The story often told, and Reich tells it elsewhere himself, is that modern humans were more advanced in several ways, technology being a crucial one.
Here is a discussion that seems to give a different impression entirely for extinction of archaic humans with the onset of modern humans:
"Whatever the reason for the fact that Upper Paleolithic technology never spread to southern East Asia, it is clear from what happened next, and the success these people had in displacing the previously resident pop-ulations such as Denisovans, that Upper Paleolithic technology itself was not essential to the successful spread of modern humans into Eurasia after around fifty thousand years ago. It was something more profound than Upper Paleolithic stone tool technology---an inventiveness and adaptability of which the technology was just a manifestation---that allowed these expanding modern humans to prevail everhwhere, including in the east." David Reich, p. 193
This specious account is susceptible to many objections.

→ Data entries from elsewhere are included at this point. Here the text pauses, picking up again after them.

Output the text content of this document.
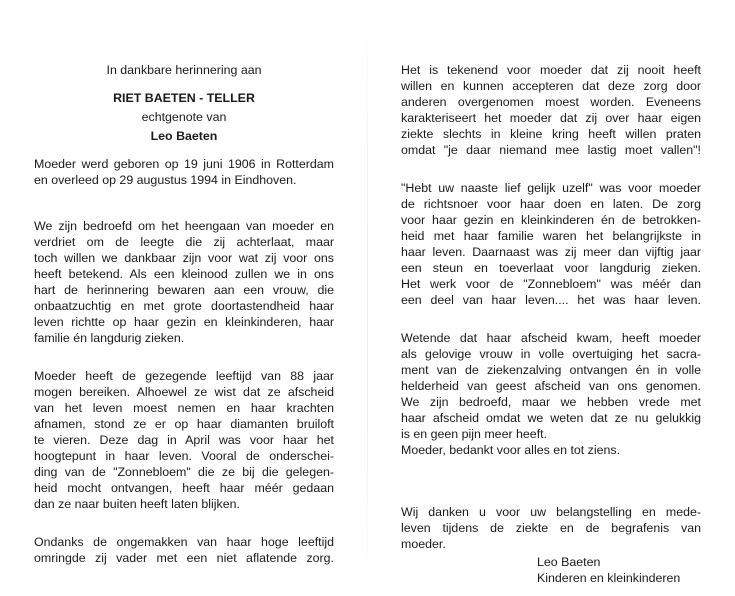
In dankbare herinnering aan
RIET BAETEN - TELLER
echtgenote van
Leo Baeten
Moeder werd geboren op 19 juni 1906 in Rotterdam
en overleed op 29 augustus 1994 in Eindhoven.
We zijn bedroefd om het heengaan van moeder en
verdriet om de leegte die zij achterlaat, maar
toch willen we dankbaar zijn voor wat zij voor ons
heeft betekend. Als een kleinood zullen we in ons
hart de herinnering bewaren aan een vrouw, die
onbaatzuchtig en met grote doortastendheid haar
leven richtte op haar gezin en kleinkinderen, haar
familie én langdurig zieken.
Moeder heeft de gezegende leeftijd van 88 jaar
mogen bereiken. Alhoewel ze wist dat ze afscheid
van het leven moest nemen en haar krachten
afnamen, stond ze er op haar diamanten bruiloft
te vieren. Deze dag in April was voor haar het
hoogtepunt in haar leven. Vooral de onderschei-
ding van de "Zonnebloem" die ze bij die gelegen-
heid mocht ontvangen, heeft haar méér gedaan
dan ze naar buiten heeft laten blijken.
Ondanks de ongemakken van haar hoge leeftijd
omringde zij vader met een niet aflatende zorg.
Het is tekenend voor moeder dat zij nooit heeft
willen en kunnen accepteren dat deze zorg door
anderen overgenomen moest worden. Eveneens
karakteriseert het moeder dat zij over haar eigen
ziekte slechts in kleine kring heeft willen praten
omdat "je daar niemand mee lastig moet vallen"!
"Hebt uw naaste lief gelijk uzelf" was voor moeder
de richtsnoer voor haar doen en laten. De zorg
voor haar gezin en kleinkinderen én de betrokken-
heid met haar familie waren het belangrijkste in
haar leven. Daarnaast was zij meer dan vijftig jaar
een steun en toeverlaat voor langdurig zieken.
Het werk voor de "Zonnebloem" was méér dan
een deel van haar leven.... het was haar leven.
Wetende dat haar afscheid kwam, heeft moeder
als gelovige vrouw in volle overtuiging het sacra-
ment van de ziekenzalving ontvangen én in volle
helderheid van geest afscheid van ons genomen.
We zijn bedroefd, maar we hebben vrede met
haar afscheid omdat we weten dat ze nu gelukkig
is en geen pijn meer heeft.
Moeder, bedankt voor alles en tot ziens.
Wij danken u voor uw belangstelling en mede-
leven tijdens de ziekte en de begrafenis van
moeder.
Leo Baeten
Kinderen en kleinkinderen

One quite obvious one is this. What if this Whig enlightenment account of modern human entrepreneurial nimbleness were actually the result of something as simple, and for a Whig progressive account, as disappointing, as the spread of modern human diseases out of Africa for which archaics had no resistance but for which modern humans had developed resistance?
The spread of European diseases to the genetically isolated Siberian population of the Western hemisphere in the age of discovery is the classic example of a population collapse. Both populations were modern humans.